By NANCY DOCKTER
Leader staff writer
Dr. Alan Storeygard, a longtime family-practice physician and Jacksonville community member, in an interview last week was glad to go on record as “a cheerleader” for North Metro Medical Center. He advocated that anyone else who wants the facility to continue as an acute care provider needs to support the hospital, which currently is struggling financially.
“That means people in our community with other types of insurance need to utilize our hospital rather than going to Sherwood, Little Rock and North Little Rock for types of services North Metro can provide,” Storeygard said.
Hospital CEO Scott Landrum has said that the hospital’s financial struggles stem from the low reimbursement rate by Medicare, Medicaid and TriCare insurance providers. A large proportion of North Metro patients rely on these public rather than commercial insurers, and the hospital has to write off hundreds of thousands of dollars in bad debt.
Storeygard wanted to be clear that he was speaking as a private citizen and a physician, and not as a spokesman for the hospital or the physicians’ hospital organization, for which he has been chairman of the board for 10 years. He has practiced as a family physician in Jacksonville since 1981.
Storeygard does not want to see emergency and acute care services discontinued at North Metro because of the critical time that would add to travel what would be the nearest emergency room six miles away in Sherwood, at St. Vincent Medical Center North.
Having a local emergency room has meant a lot to Storeygard personally on several occasions, when he needed swift medical care.
He credits North Metro doctors and nurses with saving his eyesight when he was nearly blinded in a farm accident in which he got lye in his eyes.
A couple of other accidents resulting in broken bones and lacerations to his hand and wrist left Storeygard, a professional musician, wondering if he would ever play piano again. But both times, care provided at North Metro had “great results,” he said.
Storeygard wants the community to know about the services available at the hospital and its clinic across the street.
Specialty care at the hospital does not include neurosurgery or heart surgery, he noted, but does include many other types of surgery – vascular, chest, urology, orthopedic, and general abdominal.
“The hospital takes care of some of the sickest members of our community with very complex problems, multiple problems,” he said.
The clinic is “one of the largest family-practice clinics in the state with 12 family-practice physicians,” he said.
“People don’t realize what we have here,” the doctor said.
If acute-care services were discontinued at North Metro, Storeygard worries that elderly patients and others on a fixed income would be faced with the expense of longer drives to get access to services.
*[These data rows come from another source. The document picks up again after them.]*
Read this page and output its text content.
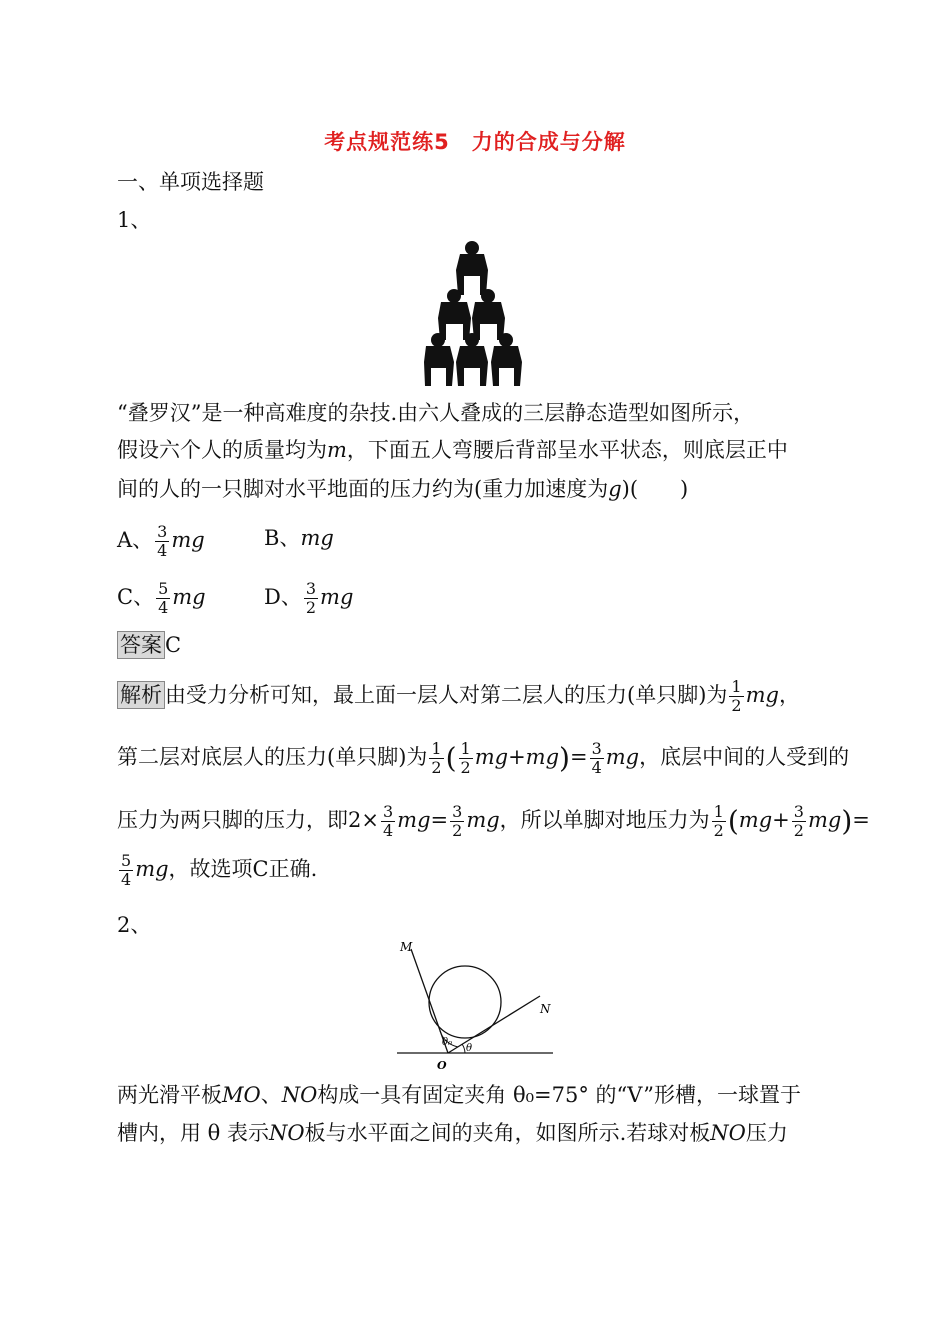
考点规范练5　力的合成与分解
一、单项选择题
1、
“叠罗汉”是一种高难度的杂技.由六人叠成的三层静态造型如图所示，
假设六个人的质量均为m，下面五人弯腰后背部呈水平状态，则底层正中
间的人的一只脚对水平地面的压力约为(重力加速度为g)(　　)
A、 $\frac{3}{4}$ mg	B、mg
C、 $\frac{5}{4}$ mg	D、 $\frac{3}{2}$ mg
答案 C
解析 由受力分析可知，最上面一层人对第二层人的压力(单只脚)为 $\frac{1}{2}$ mg，
第二层对底层人的压力(单只脚)为 $\frac{1}{2}$ ( $\frac{1}{2} mg+mg)= \frac{3}{4}$ mg，底层中间的人受到的
压力为两只脚的压力，即$2\times \frac{3}{4} mg= \frac{3}{2}$ mg，所以单脚对地压力为 $\frac{1}{2} (mg+ \frac{3}{2} mg)=$
$\frac{5}{4}$ mg，故选项C正确.
2、
M
N
O
θ₀
θ
两光滑平板MO、NO构成一具有固定夹角 θ₀=75° 的“V”形槽，一球置于
槽内，用 θ 表示NO板与水平面之间的夹角，如图所示.若球对板NO压力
Then there is the economic impact to the community to consider. North Metro is one of the largest employers in the area, and discontinuing some services may put some folks out of work. And having a hospital is important so that “the community can continue to grow, not be stagnant,” Storeygard said.
“Jacksonville is more likely to attract business and new growth if we have a hospital here,” he said.
Storeygard values the emergency room being right across the street from his practice, too, because at least once a week a clinic patient must be transported to the ER by ambulance.
“A lot of people walk in, thinking what they have is minor, but it is not, like chest pain that turns out to be a heart attack, and they can’t even drive in their own car,” he said.
Storeygard hopes others who live in and around Jacksonville will stop and think what it would mean if North Metro stopped providing emergency and acute-care services.
“If there was ever a time to get behind and support your hospital, it’s now,” the doctor said.